Seoul’s blue-chip technology stocks were on the back foot, with Samsung Electronics down 0.17% and SK Hynix losing 1.1%.
“Further indications of curbing of Covid restriction policies in China supported Asian equity markets overnight, with the Hang Seng surging 9%; the Chinese yuan was also a stand-out performer pressuring the Dollar to print two-and-a-half-month highs,” said TickMill Group market analyst Patrick Munnelly of the situation on Monday.
“For the week ahead markets will continue to eye the China headlines for further signs of an easing in restrictions, while on the data front we have a relatively quiet slate, highlights include US ISM services and European retail sales released today, central bank meetings for Canada and Australia, with both monetary policymakers set to raise rates again, for the remainder of the week markets will eye US producer price inflation data released Friday, ahead of next week's all-important CPI release.
“FOMC policymakers will monitor this data for further indication of moderation in goods and services inflation.”
Munnelly noted that US GDP data was expected to remain positive in the fourth quarter, with the ISM release later set to confirm that view, while other US data on tap this week included the trade balance and Friday’s consumer sentiment.
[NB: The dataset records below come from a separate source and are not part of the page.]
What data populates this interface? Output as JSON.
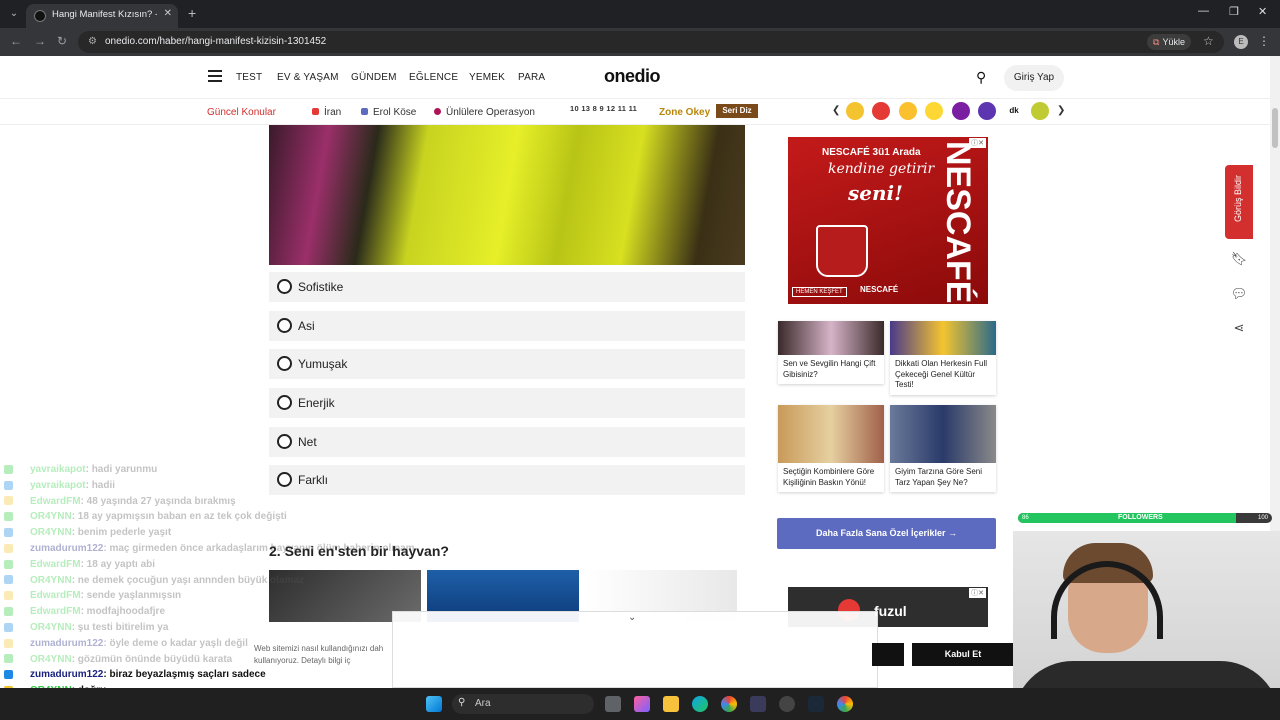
{
  "browser": {
    "tab_title": "Hangi Manifest Kızısın? - Onedio",
    "url": "onedio.com/haber/hangi-manifest-kizisin-1301452",
    "install_label": "Yükle",
    "profile_initial": "E"
  },
  "header": {
    "nav": [
      "TEST",
      "EV & YAŞAM",
      "GÜNDEM",
      "EĞLENCE",
      "YEMEK",
      "PARA"
    ],
    "logo": "onedio",
    "login": "Giriş Yap"
  },
  "topics": {
    "label": "Güncel Konular",
    "items": [
      "İran",
      "Erol Köse",
      "Ünlülere Operasyon"
    ],
    "tiles": "10 13 8 9 12 11 11",
    "zone": "Zone Okey",
    "seri": "Seri Diz"
  },
  "quiz": {
    "options": [
      "Sofistike",
      "Asi",
      "Yumuşak",
      "Enerjik",
      "Net",
      "Farklı"
    ],
    "next_question": "2. Seni en'sten bir hayvan?"
  },
  "sidebar": {
    "nescafe_ad": {
      "line1": "NESCAFÉ 3ü1 Arada",
      "line2": "kendine getirir",
      "line3": "seni!",
      "vertical": "NESCAFÉ",
      "cta": "HEMEN KEŞFET",
      "brand": "NESCAFÉ"
    },
    "cards": [
      {
        "title": "Sen ve Sevgilin Hangi Çift Gibisiniz?"
      },
      {
        "title": "Dikkati Olan Herkesin Full Çekeceği Genel Kültür Testi!"
      },
      {
        "title": "Seçtiğin Kombinlere Göre Kişiliğinin Baskın Yönü!"
      },
      {
        "title": "Giyim Tarzına Göre Seni Tarz Yapan Şey Ne?"
      }
    ],
    "more_button": "Daha Fazla Sana Özel İçerikler →",
    "fuzul_ad": "fuzul"
  },
  "floating": {
    "feedback": "Görüş Bildir"
  },
  "cookie": {
    "text_line1": "Web sitemizi nasıl kullandığınızı dah",
    "text_line2": "kullanıyoruz. Detaylı bilgi iç",
    "accept": "Kabul Et"
  },
  "chat": [
    {
      "user": "yavraikapot",
      "msg": ": hadi yarunmu",
      "faded": true
    },
    {
      "user": "yavraikapot",
      "msg": ": hadii",
      "faded": true
    },
    {
      "user": "EdwardFM",
      "msg": ": 48 yaşında 27 yaşında bırakmış",
      "faded": true
    },
    {
      "user": "OR4YNN",
      "msg": ": 18 ay yapmışsın baban en az tek çok değişti",
      "faded": true
    },
    {
      "user": "OR4YNN",
      "msg": ": benim pederle yaşıt",
      "faded": true
    },
    {
      "user": "zumadurum122",
      "msg": ": maç girmeden önce arkadaşlarım hayvanın ölüm haberin olmam",
      "faded": true,
      "blue": true
    },
    {
      "user": "EdwardFM",
      "msg": ": 18 ay yaptı abi",
      "faded": true
    },
    {
      "user": "OR4YNN",
      "msg": ": ne demek çocuğun yaşı annnden büyük olamaz",
      "faded": true
    },
    {
      "user": "EdwardFM",
      "msg": ": sende yaşlanmışsın",
      "faded": true
    },
    {
      "user": "EdwardFM",
      "msg": ": modfajhoodafjre",
      "faded": true
    },
    {
      "user": "OR4YNN",
      "msg": ": şu testi bitirelim ya",
      "faded": true
    },
    {
      "user": "zumadurum122",
      "msg": ": öyle deme o kadar yaşlı değil",
      "faded": true,
      "blue": true
    },
    {
      "user": "OR4YNN",
      "msg": ": gözümün önünde büyüdü karata",
      "faded": true
    },
    {
      "user": "zumadurum122",
      "msg": ": biraz beyazlaşmış saçları sadece",
      "faded": false,
      "blue": true
    },
    {
      "user": "OR4YNN",
      "msg": ": doğru",
      "faded": false
    }
  ],
  "followers": {
    "label": "FOLLOWERS",
    "current": "86",
    "goal": "100",
    "progress": 0.86
  },
  "taskbar": {
    "search": "Ara"
  },
  "colors": {
    "accent_red": "#d32f2f",
    "more_button": "#5c6bc0",
    "chat_green": "#2ecc40"
  }
}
“In the eurozone, third quarter GDP out Wednesday is expected to come in at 0.2% quarter-over-quarter, retail sales and German factory orders are expected to remain impacted by energy prices in the region.
“In the UK focus will be on survey data with today's services PMI is expected to confirm the 'flash' estimate with a second consecutive month of contraction.
“The BRC will release its 'unofficial' figures for November, which will give the first signs of consumer appetite as we head into the festive shopping period.”
Oil prices were higher at the end of the Asian day, with Brent crude futures last up 2.7% on ICE at $87.898 per barrel, and the NYMEX quote for West Texas Intermediate rising 2.69% to $82.13.
In Australia, the S&P/ASX 200 added 0.33% to 7,325.60, as investors closed their wallets ahead of the Reserve Bank of Australia’s next interest rate decision on Tuesday.
Economists polled by Reuters had pencilled in a 25-basis point hike, which would make for the eighth rise in the cash rate this year, and the third consecutive hike of such a quantum since October.
Across the Tasman Sea, New Zealand’s S&P/NZX 50 rose 0.31% to 11,677.75, with specialist dairy producer Synlait Milk among the big risers, closing up 6.92%.
Both of the down under dollars were stronger on the greenback, with the Aussie last ahead 0.22% at AUD 1.4694, and the Kiwi advancing 0.12% to NZD 1.5604.